Accès des réfugiés au logement
L’ascenseur social est cassé : L’autonomie coûte trop cher
La situation sur le marché de l’immobilier est rude pour tous les aspirants locataires. Mais les bénéficiaires de protection internationale partent avec plusieurs handicaps, dont leurs années passées sans expérience professionnelle et l’impossibilité d’aller habiter à l’étranger.

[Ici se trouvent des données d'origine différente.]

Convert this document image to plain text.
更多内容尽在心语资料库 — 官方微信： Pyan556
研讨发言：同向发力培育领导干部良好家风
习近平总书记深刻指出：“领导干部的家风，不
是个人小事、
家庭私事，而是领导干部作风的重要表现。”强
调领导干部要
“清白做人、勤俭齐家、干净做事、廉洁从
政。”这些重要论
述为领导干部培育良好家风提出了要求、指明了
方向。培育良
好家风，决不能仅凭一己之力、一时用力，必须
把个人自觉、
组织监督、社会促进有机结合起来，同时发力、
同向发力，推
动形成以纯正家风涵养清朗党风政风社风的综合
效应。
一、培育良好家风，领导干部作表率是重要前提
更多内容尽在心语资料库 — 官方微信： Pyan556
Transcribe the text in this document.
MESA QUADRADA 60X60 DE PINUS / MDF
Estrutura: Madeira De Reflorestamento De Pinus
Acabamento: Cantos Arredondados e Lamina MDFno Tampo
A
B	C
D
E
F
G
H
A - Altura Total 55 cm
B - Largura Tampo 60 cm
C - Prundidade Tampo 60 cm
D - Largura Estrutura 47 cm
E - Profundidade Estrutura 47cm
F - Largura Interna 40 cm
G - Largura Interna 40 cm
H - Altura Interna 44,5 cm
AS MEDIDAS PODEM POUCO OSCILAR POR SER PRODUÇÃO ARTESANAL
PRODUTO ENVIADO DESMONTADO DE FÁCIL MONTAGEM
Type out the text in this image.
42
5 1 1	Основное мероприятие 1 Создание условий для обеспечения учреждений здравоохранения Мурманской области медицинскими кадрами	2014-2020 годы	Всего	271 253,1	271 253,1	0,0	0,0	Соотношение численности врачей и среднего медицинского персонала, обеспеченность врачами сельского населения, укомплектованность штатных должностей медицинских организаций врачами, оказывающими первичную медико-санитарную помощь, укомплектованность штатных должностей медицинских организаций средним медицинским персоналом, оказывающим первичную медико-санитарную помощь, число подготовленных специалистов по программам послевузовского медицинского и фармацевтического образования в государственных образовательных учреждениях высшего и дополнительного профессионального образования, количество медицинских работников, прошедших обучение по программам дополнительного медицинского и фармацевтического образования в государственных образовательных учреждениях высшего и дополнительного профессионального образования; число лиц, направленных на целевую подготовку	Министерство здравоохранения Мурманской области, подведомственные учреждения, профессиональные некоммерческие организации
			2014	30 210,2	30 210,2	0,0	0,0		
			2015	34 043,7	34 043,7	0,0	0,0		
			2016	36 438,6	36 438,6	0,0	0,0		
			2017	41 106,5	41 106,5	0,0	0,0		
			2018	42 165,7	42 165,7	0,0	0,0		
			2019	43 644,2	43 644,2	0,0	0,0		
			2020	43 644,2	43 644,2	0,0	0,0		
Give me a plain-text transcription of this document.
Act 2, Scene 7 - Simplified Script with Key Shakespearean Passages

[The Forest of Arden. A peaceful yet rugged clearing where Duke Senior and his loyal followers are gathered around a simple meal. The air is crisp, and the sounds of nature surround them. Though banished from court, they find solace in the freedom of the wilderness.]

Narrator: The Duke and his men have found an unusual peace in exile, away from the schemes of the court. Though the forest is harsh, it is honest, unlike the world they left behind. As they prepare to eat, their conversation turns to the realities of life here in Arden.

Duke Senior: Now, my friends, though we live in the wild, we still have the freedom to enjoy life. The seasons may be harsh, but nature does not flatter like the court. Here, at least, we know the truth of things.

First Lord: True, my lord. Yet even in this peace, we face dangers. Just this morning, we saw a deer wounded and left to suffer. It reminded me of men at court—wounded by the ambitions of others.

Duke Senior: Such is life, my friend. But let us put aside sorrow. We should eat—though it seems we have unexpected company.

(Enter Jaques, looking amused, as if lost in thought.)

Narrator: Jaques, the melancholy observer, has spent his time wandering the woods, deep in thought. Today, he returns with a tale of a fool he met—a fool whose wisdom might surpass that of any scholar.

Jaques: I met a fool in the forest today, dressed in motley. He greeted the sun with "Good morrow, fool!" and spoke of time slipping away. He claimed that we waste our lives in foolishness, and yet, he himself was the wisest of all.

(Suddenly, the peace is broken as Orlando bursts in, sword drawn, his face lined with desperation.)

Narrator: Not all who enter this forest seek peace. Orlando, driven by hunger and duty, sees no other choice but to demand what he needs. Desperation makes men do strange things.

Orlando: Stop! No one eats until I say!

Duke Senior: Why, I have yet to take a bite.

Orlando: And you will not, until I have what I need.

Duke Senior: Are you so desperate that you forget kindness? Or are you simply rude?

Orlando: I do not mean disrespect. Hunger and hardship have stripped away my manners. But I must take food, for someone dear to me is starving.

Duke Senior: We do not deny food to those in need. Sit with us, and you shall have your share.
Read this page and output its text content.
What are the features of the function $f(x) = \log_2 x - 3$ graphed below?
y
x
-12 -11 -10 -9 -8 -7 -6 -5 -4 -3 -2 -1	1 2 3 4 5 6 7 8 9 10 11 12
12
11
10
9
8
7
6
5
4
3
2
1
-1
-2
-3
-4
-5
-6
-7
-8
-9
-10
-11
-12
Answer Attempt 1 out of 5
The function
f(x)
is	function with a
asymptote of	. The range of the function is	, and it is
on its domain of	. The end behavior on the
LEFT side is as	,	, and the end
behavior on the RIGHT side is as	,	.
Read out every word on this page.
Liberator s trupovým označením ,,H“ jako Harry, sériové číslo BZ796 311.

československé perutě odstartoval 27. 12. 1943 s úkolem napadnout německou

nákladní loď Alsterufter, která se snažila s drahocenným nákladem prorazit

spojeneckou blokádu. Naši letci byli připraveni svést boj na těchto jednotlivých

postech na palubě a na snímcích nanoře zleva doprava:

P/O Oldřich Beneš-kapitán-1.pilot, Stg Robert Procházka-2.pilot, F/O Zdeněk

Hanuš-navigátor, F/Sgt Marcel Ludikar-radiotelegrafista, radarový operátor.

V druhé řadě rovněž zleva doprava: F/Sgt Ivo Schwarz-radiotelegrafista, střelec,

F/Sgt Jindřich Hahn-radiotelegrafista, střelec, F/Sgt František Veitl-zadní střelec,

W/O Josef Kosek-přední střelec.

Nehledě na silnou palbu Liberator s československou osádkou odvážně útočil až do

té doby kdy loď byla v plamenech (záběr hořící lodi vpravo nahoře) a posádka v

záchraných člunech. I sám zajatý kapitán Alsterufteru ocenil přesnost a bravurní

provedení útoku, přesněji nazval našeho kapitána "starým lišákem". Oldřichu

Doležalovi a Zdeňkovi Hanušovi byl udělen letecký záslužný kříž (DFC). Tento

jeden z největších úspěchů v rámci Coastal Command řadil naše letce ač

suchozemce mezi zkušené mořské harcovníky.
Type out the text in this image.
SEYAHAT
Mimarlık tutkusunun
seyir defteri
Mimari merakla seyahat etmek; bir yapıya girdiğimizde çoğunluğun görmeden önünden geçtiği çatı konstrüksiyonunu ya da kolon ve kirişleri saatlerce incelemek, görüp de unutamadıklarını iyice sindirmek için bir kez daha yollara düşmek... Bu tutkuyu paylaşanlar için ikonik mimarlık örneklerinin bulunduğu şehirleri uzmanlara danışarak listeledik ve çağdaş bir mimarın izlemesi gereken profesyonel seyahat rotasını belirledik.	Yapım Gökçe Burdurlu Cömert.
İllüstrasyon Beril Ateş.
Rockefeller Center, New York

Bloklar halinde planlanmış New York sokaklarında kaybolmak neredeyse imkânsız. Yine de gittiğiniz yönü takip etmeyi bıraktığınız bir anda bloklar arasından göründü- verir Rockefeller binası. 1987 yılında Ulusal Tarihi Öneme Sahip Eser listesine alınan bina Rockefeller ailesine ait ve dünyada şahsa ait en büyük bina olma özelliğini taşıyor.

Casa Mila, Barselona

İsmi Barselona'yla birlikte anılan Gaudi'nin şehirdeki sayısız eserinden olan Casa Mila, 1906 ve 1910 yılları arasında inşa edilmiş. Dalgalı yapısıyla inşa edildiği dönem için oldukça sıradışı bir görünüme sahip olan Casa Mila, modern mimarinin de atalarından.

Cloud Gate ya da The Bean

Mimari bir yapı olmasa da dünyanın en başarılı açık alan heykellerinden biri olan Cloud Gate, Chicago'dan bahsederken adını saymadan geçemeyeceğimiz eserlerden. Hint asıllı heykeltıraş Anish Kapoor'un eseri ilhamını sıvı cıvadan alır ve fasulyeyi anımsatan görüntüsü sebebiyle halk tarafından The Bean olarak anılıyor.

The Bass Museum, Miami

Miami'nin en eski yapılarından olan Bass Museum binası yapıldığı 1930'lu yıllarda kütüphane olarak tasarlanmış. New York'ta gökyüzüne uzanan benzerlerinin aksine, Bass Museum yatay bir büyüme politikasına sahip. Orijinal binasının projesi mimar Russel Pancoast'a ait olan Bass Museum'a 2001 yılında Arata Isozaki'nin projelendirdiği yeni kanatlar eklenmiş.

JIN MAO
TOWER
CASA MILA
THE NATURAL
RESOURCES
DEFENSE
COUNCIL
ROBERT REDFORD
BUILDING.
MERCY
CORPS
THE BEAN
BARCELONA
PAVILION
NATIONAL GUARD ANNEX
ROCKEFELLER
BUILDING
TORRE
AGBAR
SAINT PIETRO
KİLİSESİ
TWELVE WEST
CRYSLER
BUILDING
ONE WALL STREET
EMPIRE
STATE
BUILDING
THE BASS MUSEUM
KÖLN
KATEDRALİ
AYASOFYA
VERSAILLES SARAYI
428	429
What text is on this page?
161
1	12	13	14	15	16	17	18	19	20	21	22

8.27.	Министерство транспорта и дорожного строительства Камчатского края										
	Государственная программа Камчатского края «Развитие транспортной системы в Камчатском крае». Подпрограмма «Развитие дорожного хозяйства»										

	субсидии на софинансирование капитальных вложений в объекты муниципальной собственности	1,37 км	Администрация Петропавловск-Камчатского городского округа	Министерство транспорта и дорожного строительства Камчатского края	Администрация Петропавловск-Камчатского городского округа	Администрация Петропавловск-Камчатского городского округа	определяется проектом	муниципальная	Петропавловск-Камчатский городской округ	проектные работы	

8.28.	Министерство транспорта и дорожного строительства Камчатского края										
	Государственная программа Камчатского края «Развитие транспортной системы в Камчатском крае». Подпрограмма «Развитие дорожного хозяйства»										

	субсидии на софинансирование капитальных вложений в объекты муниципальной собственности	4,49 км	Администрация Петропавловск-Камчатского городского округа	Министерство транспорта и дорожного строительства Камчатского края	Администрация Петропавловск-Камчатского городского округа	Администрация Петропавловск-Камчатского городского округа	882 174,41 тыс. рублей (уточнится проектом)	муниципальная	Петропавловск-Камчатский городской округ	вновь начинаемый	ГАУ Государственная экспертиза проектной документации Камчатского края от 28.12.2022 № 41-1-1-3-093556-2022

Après avoir obtenu leur statut, les bénéficiaires de protection internationale doivent quitter leur foyer d’hébergement. Mais le saut vers le marché privé est très compliqué Photo: archives Editpress
L’actualité en Ukraine a tendance à capter toute l’attention, y compris dans le complexe dossier des réfugiés. Au premier plan figurent l’ouverture des maisons des résidents à plus de 2.600 réfugiés d’Ukraine ou, moins reluisant, le sort particulièrement difficile fait aux détenteurs d’un titre de séjour à durée limitée, comme les étudiants africains, qui se voient proposés de rentrer dans leur pays, mais ont encore la possibilité de tenter leur chance dans un autre pays de l’UE. Mais, derrière cette réalité spectaculaire, au quotidien, il y a les difficultés toujours plus grandes des bénéficiaires de protection internationale à s’envoler de leurs propres ailes, avec des chances minimes d’être accueillis par des résidents et des chances nulles de pouvoir chercher leur bonheur dans un autre pays de l’Union européenne. Ils sont assignés aux foyers et les ONG ont des moyens limités pour les aider.